I love you, I want you, but I want to change you

love couple crisis

It is the main feature of fatuous love – lots of passion and good intentions but no real stability that comes from true and deep intimacy.

The bad habit of wanting to change the person you say you’re in love with, turn them into someone they are not, and fix their shortcomings is not love. It is a lack of respect towards the person you’re supposed to like, not to change. Psychology calls it fatuous love, that is the kind of relationship where one of the two wants the other to embody a particular ideal of man/woman.

If this is your case, let me tell you something you may not be aware of. You are not in love with a person. You are in love with an ideal lover. But what’s ideal is never real because reality is never flawless.

When your partner changes just because you tell them so, they are subjugated. When a person stops being who they are in order to please someone else (like many of us LGBTQ+ people did in the past – and still do today – pretending to be straight), interactions with others become toxic. There’s one basic rule to avoid this kind of relationship: to accept the other for the person they are, with their qualities and imperfections.

You never fully know the person you start relating to and falling in love with. It’s not easy, plus it takes time and mutual intimacy. The more we spend time with the one we like, the more we show our true colors. And so do they.

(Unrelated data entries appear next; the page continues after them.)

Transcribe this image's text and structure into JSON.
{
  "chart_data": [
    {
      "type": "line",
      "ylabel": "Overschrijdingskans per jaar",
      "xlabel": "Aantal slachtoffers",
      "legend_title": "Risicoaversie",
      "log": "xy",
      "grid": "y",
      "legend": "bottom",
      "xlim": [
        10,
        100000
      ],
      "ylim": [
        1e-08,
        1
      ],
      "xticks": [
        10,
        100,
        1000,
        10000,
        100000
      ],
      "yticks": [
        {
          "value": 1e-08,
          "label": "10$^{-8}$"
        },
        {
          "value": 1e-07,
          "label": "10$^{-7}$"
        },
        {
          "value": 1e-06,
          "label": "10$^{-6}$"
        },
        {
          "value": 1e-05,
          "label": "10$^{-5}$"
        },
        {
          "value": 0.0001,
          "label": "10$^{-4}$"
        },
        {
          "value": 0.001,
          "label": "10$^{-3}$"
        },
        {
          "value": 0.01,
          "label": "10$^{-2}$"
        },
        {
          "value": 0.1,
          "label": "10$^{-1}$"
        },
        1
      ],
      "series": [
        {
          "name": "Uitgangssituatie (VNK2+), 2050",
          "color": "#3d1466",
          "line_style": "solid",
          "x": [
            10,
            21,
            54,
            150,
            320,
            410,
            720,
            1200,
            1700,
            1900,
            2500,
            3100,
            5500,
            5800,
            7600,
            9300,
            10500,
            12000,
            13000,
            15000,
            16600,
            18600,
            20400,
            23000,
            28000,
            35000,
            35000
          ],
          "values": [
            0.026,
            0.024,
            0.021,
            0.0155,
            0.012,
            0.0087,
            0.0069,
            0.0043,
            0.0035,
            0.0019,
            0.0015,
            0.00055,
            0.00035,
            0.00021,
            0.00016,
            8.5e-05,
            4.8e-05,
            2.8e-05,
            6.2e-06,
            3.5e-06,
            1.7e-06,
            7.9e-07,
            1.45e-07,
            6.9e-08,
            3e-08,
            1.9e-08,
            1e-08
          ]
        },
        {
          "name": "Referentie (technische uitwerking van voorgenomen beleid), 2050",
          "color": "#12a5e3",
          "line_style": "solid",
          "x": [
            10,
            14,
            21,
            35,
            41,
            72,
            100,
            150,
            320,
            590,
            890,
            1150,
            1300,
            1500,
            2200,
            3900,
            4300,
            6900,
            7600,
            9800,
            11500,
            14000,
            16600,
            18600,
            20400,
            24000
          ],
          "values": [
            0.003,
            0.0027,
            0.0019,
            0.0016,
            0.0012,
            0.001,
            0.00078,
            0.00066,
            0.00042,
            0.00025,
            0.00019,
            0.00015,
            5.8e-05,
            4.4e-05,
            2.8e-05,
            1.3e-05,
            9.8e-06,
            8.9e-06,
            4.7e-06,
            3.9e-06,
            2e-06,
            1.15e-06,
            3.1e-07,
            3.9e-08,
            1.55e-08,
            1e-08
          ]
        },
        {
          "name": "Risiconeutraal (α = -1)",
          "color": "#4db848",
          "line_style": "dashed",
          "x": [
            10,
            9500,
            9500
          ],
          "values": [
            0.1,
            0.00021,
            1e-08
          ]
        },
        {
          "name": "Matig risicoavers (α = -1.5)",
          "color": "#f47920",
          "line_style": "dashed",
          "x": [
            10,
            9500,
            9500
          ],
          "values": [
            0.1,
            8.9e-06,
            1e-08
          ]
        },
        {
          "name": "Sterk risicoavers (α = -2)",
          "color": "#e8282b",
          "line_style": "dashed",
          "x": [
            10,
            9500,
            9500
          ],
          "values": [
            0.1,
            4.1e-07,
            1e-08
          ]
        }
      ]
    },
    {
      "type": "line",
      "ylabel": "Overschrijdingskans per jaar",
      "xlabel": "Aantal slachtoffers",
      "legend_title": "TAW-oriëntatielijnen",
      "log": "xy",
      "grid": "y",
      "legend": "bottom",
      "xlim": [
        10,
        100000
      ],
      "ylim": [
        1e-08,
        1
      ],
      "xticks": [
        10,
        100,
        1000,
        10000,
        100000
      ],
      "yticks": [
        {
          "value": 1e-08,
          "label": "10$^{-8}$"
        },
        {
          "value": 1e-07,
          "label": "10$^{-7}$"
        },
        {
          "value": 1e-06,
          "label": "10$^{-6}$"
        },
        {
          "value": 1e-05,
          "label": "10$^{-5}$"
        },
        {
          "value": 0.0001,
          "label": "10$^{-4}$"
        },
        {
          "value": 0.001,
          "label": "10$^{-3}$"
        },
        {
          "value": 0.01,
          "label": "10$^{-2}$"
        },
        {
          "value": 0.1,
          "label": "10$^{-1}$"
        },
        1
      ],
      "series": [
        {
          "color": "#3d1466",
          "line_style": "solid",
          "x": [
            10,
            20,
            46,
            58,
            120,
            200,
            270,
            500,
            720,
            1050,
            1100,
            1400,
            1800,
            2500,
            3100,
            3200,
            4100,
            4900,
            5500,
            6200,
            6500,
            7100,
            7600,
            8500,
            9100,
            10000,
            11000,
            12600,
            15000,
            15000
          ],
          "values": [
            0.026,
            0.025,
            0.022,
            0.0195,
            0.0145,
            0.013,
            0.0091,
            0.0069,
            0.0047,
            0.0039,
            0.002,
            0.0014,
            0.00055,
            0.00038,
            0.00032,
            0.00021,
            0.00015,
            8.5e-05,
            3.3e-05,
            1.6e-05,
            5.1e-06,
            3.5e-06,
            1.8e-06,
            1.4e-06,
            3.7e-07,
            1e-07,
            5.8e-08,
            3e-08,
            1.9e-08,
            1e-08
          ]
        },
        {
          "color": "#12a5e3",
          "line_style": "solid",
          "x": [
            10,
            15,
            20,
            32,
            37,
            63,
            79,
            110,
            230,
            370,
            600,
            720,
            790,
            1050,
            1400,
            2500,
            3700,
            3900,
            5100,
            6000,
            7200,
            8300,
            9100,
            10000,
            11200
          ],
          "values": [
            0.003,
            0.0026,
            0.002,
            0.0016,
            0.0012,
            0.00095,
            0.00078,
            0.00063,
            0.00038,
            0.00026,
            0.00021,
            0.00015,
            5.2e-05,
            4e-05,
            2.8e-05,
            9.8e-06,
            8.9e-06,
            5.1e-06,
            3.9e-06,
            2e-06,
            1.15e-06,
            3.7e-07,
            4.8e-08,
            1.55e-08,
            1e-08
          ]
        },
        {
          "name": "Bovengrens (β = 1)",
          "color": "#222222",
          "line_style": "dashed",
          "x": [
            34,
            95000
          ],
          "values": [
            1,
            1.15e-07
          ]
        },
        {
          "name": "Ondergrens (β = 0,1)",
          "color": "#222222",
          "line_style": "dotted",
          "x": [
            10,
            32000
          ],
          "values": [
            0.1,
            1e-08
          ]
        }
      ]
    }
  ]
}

Remember that physical intimacy alone is not enough. It would be best if you opened up emotionally, unfolding little by little, day by day.

The more you date somebody, the more your and their flaws come to light. When you both realize you can live with theirs and they can live with yours, you both accept each other fully and act accordingly. For example, if I don’t like how you clean our apartment, I’ll do it myself, and you’ll do something else. If you don’t like how and what I cook, you’ll take care of that, and I’ll do the dishes.

Living with the one you love requires arrangements for your daily life together to be as good as possible. Don’t think you’ll ever find Prince Charming or Mr. Perfect with no flaws because they do not exist. We all have our own imperfections, and that’s fine. We are entitled to be imperfect, never forget it.

Accepting others for who they are requires maturity. Maturity is something you acquire when you realize nobody is there to fulfill your expectations and (irrealistic) standards of perfection. Growing up, you are supposed to understand that no person in this world looks like the man/woman of your dreams – or illusions. Differences are inevitable and necessary if you both want to keep your own identities. Maturity also allows you both to go beyond the stupid little things that way too often harm relationships.

Authentic and genuine communication, honesty, and sincerity will always be the best tools to get along with the one you love and care for. Nonetheless, if you find it hard to go on – no matter how open your heart is and how good your intentions are – maybe you’d better reconsider your relationship. Instead of insisting on wanting to change your partner’s temper and nature, ask yourself why you keep on staying with someone you don’t fully like. Maybe because you’re scared to be single and lonely?